Lookout Below
Prognostication, particularly about the future, is difficult. Do not try it at home with your hard-earned money.
That is how we have learned by multiple gut and heart-wrenching financial mistakes over our last half century in the markets that saving half of income and automatic dollar-cost averaging growing dividends, particularly when most people are despondent, is safer than anything else.
So what if Exxon Mobil, the largest energy company in the world, with the lowest price reserves, 33% return on equity, 10% growth in 2% dividends, and 10% earnings yield, falls from 94 to 55 or lower?
Meanwhile XOM develops oil and gas fields in Alaska, Brazil and Canada, along with battery and hydrogen energy technology. Yes, XOM suffers properties nationalized from time to time by greedy dictators, which presents buying opportunities. They are an ethical corporation who treat their customers well and put employees through spiritual progress workshops. They pay most of the fees for Direct Stock Purchase (DSP) and Dividend Re-Investment Plans (DRIP).
https://www-us.computershare.com/Investor/Plans/buyshares.asp
With very low-cost automatic monthly investing, we buy more shares at lower prices, guaranteeing better returns over the long-term than most active or passive investors.
In The early 1980s, All American Market Analyst Bob Farrell wrote an essay, Weep Not for the Individual Investor. He recited conventional wisdom that small odd lot investors sold short at the bottom and bought at the top.
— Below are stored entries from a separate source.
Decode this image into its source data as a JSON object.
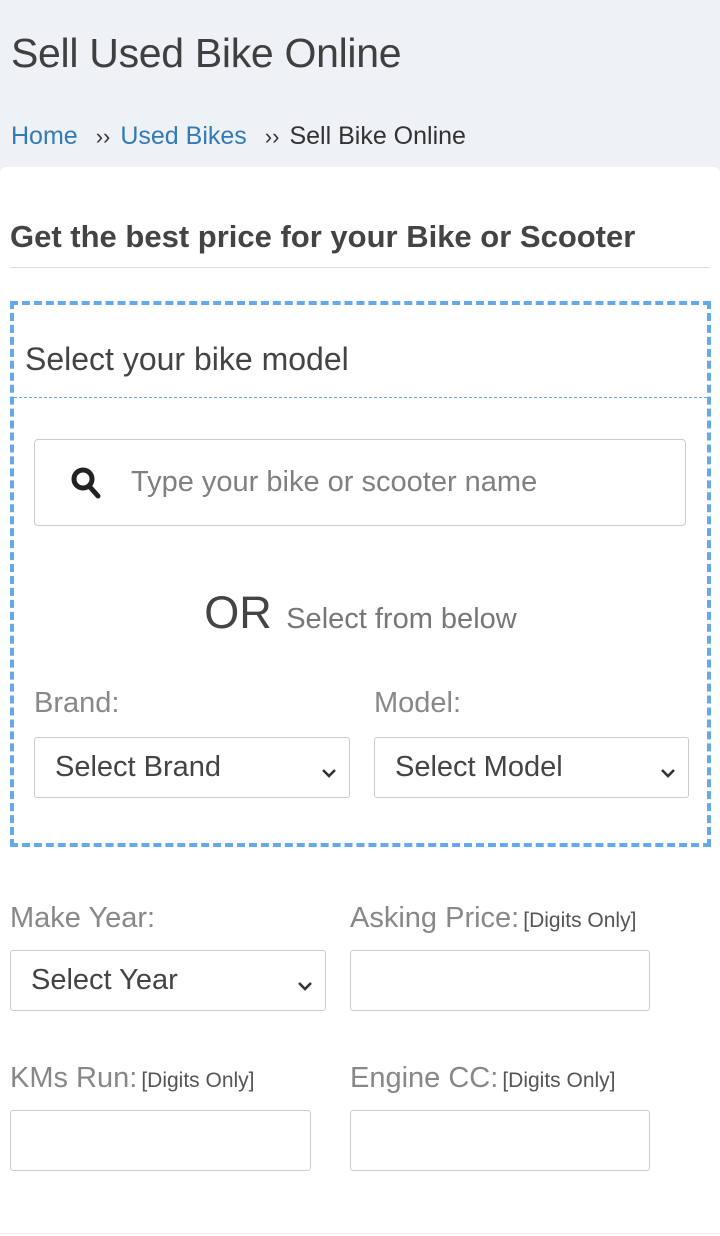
{
  "page": {
    "title": "Sell Used Bike Online"
  },
  "breadcrumb": {
    "items": [
      {
        "label": "Home",
        "link": true
      },
      {
        "label": "Used Bikes",
        "link": true
      },
      {
        "label": "Sell Bike Online",
        "link": false
      }
    ],
    "separator": "››"
  },
  "form": {
    "heading": "Get the best price for your Bike or Scooter",
    "model_section": {
      "title": "Select your bike model",
      "search_placeholder": "Type your bike or scooter name",
      "search_icon": "search-icon",
      "or_text": "OR",
      "select_below_text": "Select from below",
      "brand_label": "Brand:",
      "brand_selected": "Select Brand",
      "model_label": "Model:",
      "model_selected": "Select Model"
    },
    "make_year_label": "Make Year:",
    "make_year_selected": "Select Year",
    "asking_price_label": "Asking Price:",
    "asking_price_hint": "[Digits Only]",
    "asking_price_value": "",
    "kms_run_label": "KMs Run:",
    "kms_run_hint": "[Digits Only]",
    "kms_run_value": "",
    "engine_cc_label": "Engine CC:",
    "engine_cc_hint": "[Digits Only]",
    "engine_cc_value": ""
  },
  "colors": {
    "link": "#337ab7",
    "dashed_border": "#66a8ec",
    "page_bg": "#eef1f5"
  }
}
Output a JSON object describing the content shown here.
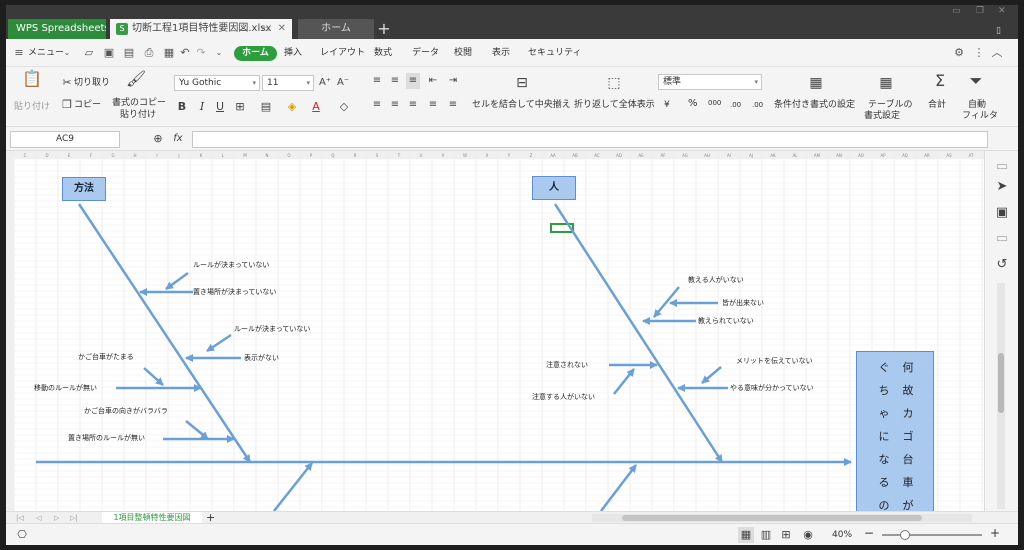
{
  "tabs": {
    "app": "WPS Spreadsheets",
    "file": "切断工程1項目特性要因図.xlsx",
    "home": "ホーム",
    "new": "+"
  },
  "menu": {
    "menu_label": "メニュー",
    "items": [
      "ホーム",
      "挿入",
      "レイアウト",
      "数式",
      "データ",
      "校閲",
      "表示",
      "セキュリティ"
    ]
  },
  "ribbon": {
    "paste": "貼り付け",
    "cut": "切り取り",
    "copy": "コピー",
    "format_copy": "書式のコピー",
    "format_paste": "貼り付け",
    "font": "Yu Gothic",
    "size": "11",
    "merge": "セルを結合して中央揃え",
    "wrap": "折り返して全体表示",
    "number_format": "標準",
    "currency": "¥",
    "percent": "%",
    "thousands": "000",
    "dec_up": ".00",
    "dec_down": ".00",
    "conditional": "条件付き書式の設定",
    "table_l1": "テーブルの",
    "table_l2": "書式設定",
    "sum": "合計",
    "filter": "自動",
    "filter2": "フィルタ",
    "bold": "B",
    "italic": "I",
    "underline": "U",
    "fontcolor": "A",
    "grow": "A⁺",
    "shrink": "A⁻"
  },
  "formula": {
    "cell": "AC9",
    "fx": "fx"
  },
  "sheet": {
    "box_method": "方法",
    "box_person": "人",
    "labels": {
      "m1": "ルールが決まっていない",
      "m2": "置き場所が決まっていない",
      "m3": "ルールが決まっていない",
      "m4": "表示がない",
      "m5": "かご台車がたまる",
      "m6": "移動のルールが無い",
      "m7": "かご台車の向きがバラバラ",
      "m8": "置き場所のルールが無い",
      "p1": "教える人がいない",
      "p2": "皆が出来ない",
      "p3": "教えられていない",
      "p4": "メリットを伝えていない",
      "p5": "注意されない",
      "p6": "やる意味が分かっていない",
      "p7": "注意する人がいない"
    },
    "question": [
      "何故カゴ台車が",
      "ぐちゃになるの"
    ]
  },
  "sheet_tab": "1項目整頓特性要因図",
  "zoom": "40%",
  "col_letters": [
    "C",
    "D",
    "E",
    "F",
    "G",
    "H",
    "I",
    "J",
    "K",
    "L",
    "M",
    "N",
    "O",
    "P",
    "Q",
    "R",
    "S",
    "T",
    "U",
    "V",
    "W",
    "X",
    "Y",
    "Z",
    "AA",
    "AB",
    "AC",
    "AD",
    "AE",
    "AF",
    "AG",
    "AH",
    "AI",
    "AJ",
    "AK",
    "AL",
    "AM",
    "AN",
    "AO",
    "AP",
    "AQ",
    "AR",
    "AS",
    "AT",
    "AU"
  ],
  "colors": {
    "accent": "#2e9d3e",
    "arrow": "#6a9fd8",
    "box": "#a9c9ef"
  }
}
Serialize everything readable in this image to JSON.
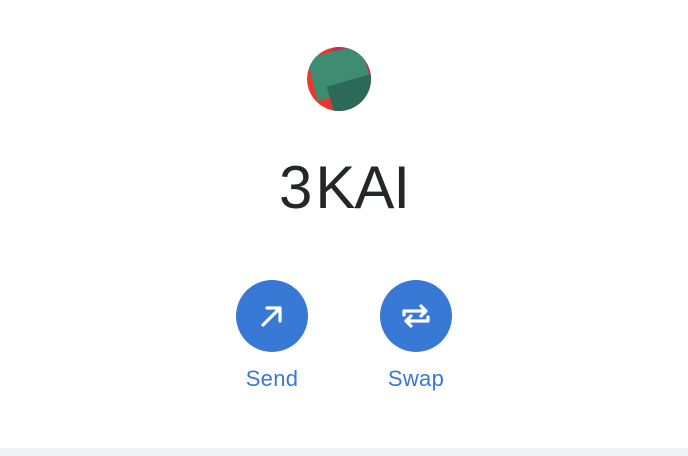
{
  "token": {
    "icon": "token-identicon",
    "balance": "3",
    "symbol": "KAI"
  },
  "actions": [
    {
      "label": "Send",
      "icon": "arrow-up-right-icon"
    },
    {
      "label": "Swap",
      "icon": "swap-arrows-icon"
    }
  ],
  "colors": {
    "accent": "#3779d4",
    "text": "#24272a",
    "identicon": [
      "#e6392d",
      "#3e8c72",
      "#2d6957",
      "#c42a6a"
    ]
  }
}
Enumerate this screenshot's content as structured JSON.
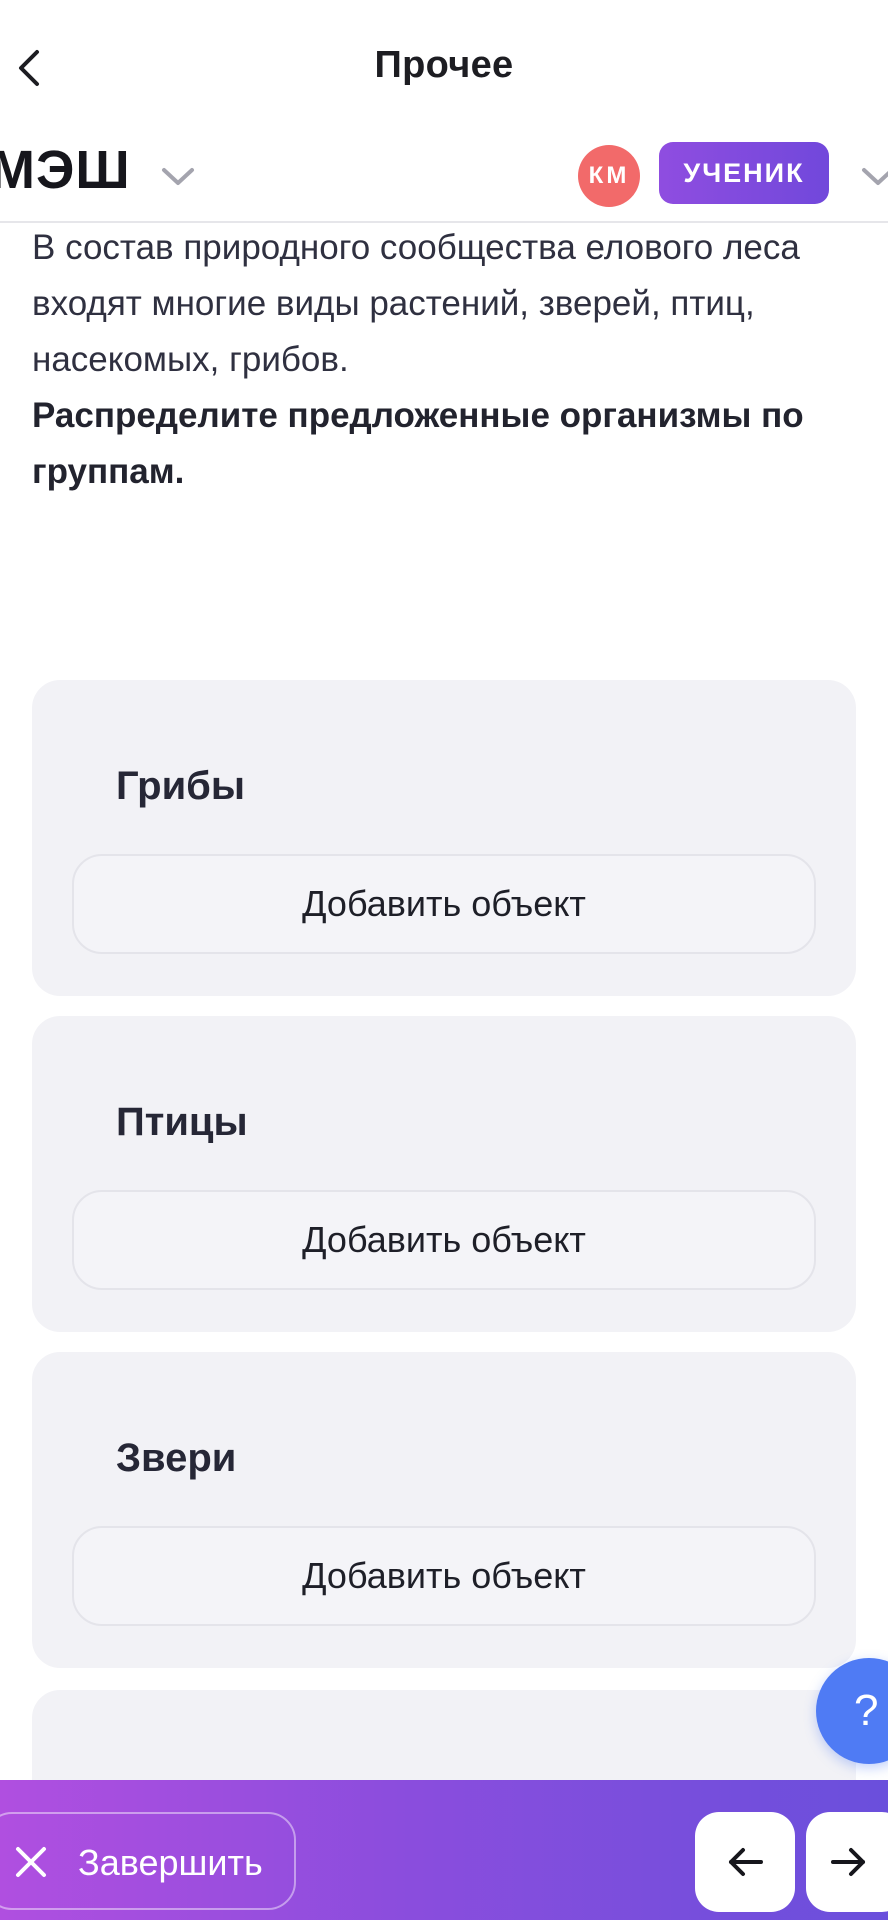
{
  "nav": {
    "title": "Прочее",
    "back_icon": "chevron-left-icon"
  },
  "header": {
    "logo_text": "МЭШ",
    "avatar_initials": "КМ",
    "avatar_color": "#f26a6a",
    "role_label": "УЧЕНИК",
    "role_color": "#8f4de0"
  },
  "task": {
    "intro": "В состав природного сообщества елового леса входят многие виды растений, зверей, птиц, насекомых, грибов.",
    "instruction": "Распределите предложенные организмы по группам."
  },
  "groups": [
    {
      "title": "Грибы",
      "add_label": "Добавить объект"
    },
    {
      "title": "Птицы",
      "add_label": "Добавить объект"
    },
    {
      "title": "Звери",
      "add_label": "Добавить объект"
    }
  ],
  "help": {
    "label": "?",
    "color": "#4f7bf4"
  },
  "bottom_bar": {
    "finish_label": "Завершить",
    "finish_icon": "close-icon",
    "prev_icon": "arrow-left-icon",
    "next_icon": "arrow-right-icon"
  }
}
Many do. His internal data from the largest investment firm in the world found that cash buyers outperformed all others in margin accounts.
A former Nobel Prize Winning Client and his colleagues had the long-term statistics to show passive index funds with low expenses outperformed active asset and market timers, with few exceptions such as bankruptcy reorganizations, dividends, IPOs and small cap values. This is true during bull markets which go up most of the time.